Boosting productivity in food and drink is key to UK economic growth

By Michelle Perrett

- Last updated on GMT

A successful food and drink industry is key to boosting economic growth
A successful food and drink industry is key to boosting economic growth

Related tags Supply chain

Boosting the food and drink supply chain’s productivity is key to increasing UK economic growth, a new report from IGD has revealed.

Its latest Viewpoint report: Three productivity gaps for UK food and drink ​revealed a number of productivity ‘gaps’ facing the supply chain. It highlighted the weak national productivity growth, labour productivity and low productivity growth in food retail and eating out. 

“This is not a new problem; productivity gains in the UK have been slow since the 2008-09 recession.

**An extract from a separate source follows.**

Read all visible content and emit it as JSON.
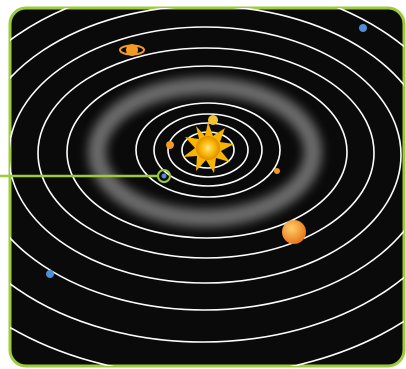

However, other economies in Western Europe, which were also hit hard, have restored productivity growth, moving faster than the UK. This productivity gap suggests the UK faces particular challenges,”​ said ​James Walton, chief economist at IGD


“Compared to other developed food and drink markets in Western Europe, labour productivity in the UK supply chain is unremarkable. Food and drink supply chains in peer countries have seen better labour productivity gains over the last decade, leaving the UK behind. This has created a second productivity ‘gap’ and if nothing is done, the UK supply chain may continue to lose ground.”

The report revealed that productivity growth in the UK food and drink supply chain is lowest in retail and eating out. Resolving this third gap could allow the supply chain to deliver better value to consumers; especially vital in the current cost-of-living crisis, the report added. 

Not a 'single issue'

Walton said that there is not “a single issue with a single solution.”

“Improved productivity in the UK food and drink supply chain is needed to address several of these business concerns. If this was achieved, consumers could benefit by seeing increased food security, because the UK would be less reliant on imports, and lower food prices by removing unnecessary business costs. The food and consumer goods industry would also be less vulnerable to labour challenges,”​ he added.